••• Von Evelyn Holley-Spiess
Die Weltgesundheitsorganisation (WHO) beschreibt Burn-out als Syndrom aufgrund von „chronischem Stress am Arbeitsplatz, der nicht erfolgreich verarbeitet wird”. Begleitet werde der Zustand von einem Gefühl von Erschöpfung, einer zunehmenden mentalen Distanz zum eigenen Job und verringertem Leistungsvermögen. Eine aktuelle wissenschaftlichen Studie der Med Uni Wien zu den psychischen Erkrankungen in Österreich gibt Aufschluss über die konkrete Lage hierzulande. Demnach zeigen mehr als 40% der heimischen erwachsenen Bevölkerung Anzeichen eines Burn-out, acht Prozent sind bereits krank.
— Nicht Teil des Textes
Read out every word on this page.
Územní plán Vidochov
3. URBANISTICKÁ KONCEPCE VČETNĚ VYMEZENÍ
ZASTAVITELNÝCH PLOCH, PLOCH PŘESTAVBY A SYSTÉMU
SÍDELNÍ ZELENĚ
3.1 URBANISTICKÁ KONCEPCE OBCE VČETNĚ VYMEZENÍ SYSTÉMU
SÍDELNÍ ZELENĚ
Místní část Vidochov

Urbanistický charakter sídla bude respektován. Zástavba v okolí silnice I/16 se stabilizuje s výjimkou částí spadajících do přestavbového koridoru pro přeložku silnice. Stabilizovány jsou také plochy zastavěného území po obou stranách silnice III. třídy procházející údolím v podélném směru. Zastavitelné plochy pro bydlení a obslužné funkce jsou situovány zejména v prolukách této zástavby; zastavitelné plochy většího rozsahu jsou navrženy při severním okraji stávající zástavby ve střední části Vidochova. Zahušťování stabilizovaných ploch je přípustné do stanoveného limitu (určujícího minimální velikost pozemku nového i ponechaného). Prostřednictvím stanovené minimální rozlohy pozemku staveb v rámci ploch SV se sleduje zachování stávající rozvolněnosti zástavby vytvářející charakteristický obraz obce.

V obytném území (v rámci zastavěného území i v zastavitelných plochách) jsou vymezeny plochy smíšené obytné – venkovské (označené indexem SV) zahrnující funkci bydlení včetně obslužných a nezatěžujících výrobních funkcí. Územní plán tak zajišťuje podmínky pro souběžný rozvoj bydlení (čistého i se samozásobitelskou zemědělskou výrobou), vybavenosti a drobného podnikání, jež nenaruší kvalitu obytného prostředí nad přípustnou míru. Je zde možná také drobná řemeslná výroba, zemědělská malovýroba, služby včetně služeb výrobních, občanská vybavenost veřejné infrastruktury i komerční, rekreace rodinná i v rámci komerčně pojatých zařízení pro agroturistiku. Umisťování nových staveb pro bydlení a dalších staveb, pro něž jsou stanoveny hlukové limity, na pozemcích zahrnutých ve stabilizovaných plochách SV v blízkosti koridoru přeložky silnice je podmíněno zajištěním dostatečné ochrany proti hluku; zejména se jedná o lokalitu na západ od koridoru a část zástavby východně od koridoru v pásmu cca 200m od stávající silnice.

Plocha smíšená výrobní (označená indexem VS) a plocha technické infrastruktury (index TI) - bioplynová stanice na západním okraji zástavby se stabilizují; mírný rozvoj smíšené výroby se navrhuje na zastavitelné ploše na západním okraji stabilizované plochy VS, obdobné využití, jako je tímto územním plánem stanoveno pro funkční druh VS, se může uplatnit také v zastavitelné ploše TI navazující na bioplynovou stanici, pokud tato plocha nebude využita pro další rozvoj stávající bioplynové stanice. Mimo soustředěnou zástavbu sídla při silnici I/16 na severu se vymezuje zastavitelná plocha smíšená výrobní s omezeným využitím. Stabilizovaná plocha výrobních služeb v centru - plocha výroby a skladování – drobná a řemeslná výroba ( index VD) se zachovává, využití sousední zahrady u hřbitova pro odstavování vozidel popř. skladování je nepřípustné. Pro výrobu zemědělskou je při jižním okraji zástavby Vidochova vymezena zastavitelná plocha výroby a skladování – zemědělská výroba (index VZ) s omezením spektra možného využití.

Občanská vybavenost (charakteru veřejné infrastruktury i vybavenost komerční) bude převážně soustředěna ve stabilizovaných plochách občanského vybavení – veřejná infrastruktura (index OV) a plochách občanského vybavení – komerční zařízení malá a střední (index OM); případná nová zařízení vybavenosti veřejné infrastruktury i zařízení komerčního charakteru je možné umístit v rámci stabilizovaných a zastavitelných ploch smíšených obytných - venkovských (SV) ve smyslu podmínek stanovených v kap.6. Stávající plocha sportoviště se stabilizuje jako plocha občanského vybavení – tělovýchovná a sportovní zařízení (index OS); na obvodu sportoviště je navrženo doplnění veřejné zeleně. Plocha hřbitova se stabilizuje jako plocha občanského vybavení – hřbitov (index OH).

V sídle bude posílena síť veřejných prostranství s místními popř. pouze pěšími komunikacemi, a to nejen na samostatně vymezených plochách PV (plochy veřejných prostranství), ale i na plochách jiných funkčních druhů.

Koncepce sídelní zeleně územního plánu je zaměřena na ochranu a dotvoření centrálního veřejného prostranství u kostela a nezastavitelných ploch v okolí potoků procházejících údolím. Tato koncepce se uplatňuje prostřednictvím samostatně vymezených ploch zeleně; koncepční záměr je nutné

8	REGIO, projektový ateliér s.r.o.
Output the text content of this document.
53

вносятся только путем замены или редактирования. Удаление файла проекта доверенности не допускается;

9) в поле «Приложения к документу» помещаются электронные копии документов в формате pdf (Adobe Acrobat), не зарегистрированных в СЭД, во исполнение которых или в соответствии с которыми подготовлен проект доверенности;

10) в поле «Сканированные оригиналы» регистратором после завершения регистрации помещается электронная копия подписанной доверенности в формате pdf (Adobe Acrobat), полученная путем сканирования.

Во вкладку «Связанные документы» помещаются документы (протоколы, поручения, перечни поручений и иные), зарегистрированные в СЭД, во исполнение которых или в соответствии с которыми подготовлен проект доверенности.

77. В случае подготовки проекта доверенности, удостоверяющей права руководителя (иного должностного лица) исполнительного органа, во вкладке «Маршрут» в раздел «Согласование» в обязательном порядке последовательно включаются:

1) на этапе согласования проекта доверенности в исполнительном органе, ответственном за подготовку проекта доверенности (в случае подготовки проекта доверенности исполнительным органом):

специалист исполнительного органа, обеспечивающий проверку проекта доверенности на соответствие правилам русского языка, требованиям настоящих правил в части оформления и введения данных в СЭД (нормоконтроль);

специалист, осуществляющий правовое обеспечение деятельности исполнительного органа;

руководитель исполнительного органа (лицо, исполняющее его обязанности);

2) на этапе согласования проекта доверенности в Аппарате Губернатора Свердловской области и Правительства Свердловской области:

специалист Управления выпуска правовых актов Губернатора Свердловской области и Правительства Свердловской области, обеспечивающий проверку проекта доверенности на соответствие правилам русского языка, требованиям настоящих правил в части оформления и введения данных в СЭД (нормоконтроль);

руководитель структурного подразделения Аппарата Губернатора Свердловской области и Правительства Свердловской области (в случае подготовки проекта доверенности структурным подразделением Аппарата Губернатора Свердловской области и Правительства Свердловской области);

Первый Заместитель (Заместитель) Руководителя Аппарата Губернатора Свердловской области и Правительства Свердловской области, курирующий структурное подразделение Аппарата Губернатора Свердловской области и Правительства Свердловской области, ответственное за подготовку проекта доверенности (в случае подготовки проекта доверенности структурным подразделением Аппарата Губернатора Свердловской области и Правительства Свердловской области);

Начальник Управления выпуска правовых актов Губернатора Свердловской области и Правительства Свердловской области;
Nach Einschätzung des Psychiaters Michael Musalek ist das Problem in der Wirtschaft allerdings noch nicht ganz angekommen. „Ein großer Teil sagt: ‚Das sind Menschen, die persönliche Probleme oder Beziehungsprobleme haben.'”
Drei Schritte ins Burn-out
Dieser Darstellung widerspricht der Experte vehement. Musalek, Leiter des Instituts für Sozialästhetik und Psychische Gesundheit der Sigmund Freud Privatuniversität (SFU), beschreibt die Entstehung von Burn-out als Trias: Im Stadium 1 kommt es zu Erschöpfungszuständen, einer Leistungsreduktion und zu Entfremdungstendenzen. „Man fühlt sich fremd gegenüber seinen Arbeitskollegen, gegenüber seiner Arbeit und schließlich gegenüber sich selbst.” Betroffen seien gerade die Leistungswilligen. „Sie nehmen sich dann auch Arbeit nach Hause mit, die Freizeit wird immer ‚dünner'.” Ein anderes Phänomen sei „eine erhöhte Reizbarkeit. Was uns früher oft nur ein wenig böse gemacht hat, macht uns plötzlich sehr böse”, beschreibt der Psychiater. Zu diesem Zeitpunkt seien die Betroffenen zwar noch gesund. Wird aber nicht gegengesteuert, folgt der Schritt ins Stadium 2. „Hier geht Burn-out bereits mit körperlich objektiv nachweisbaren Veränderungen einher. Das sind vor allem erhöhter Blutdruck, erhöhte Herzfrequenz, beginnende Schlafstörungen und Spannungszustände”, skizziert Musalek. Stadium 3 hat schließlich Krankheitsbedeutung, weil es zu starken und lang andauernden Erschöpfungszuständen kommt, die in schwere Depressionen übergehen können.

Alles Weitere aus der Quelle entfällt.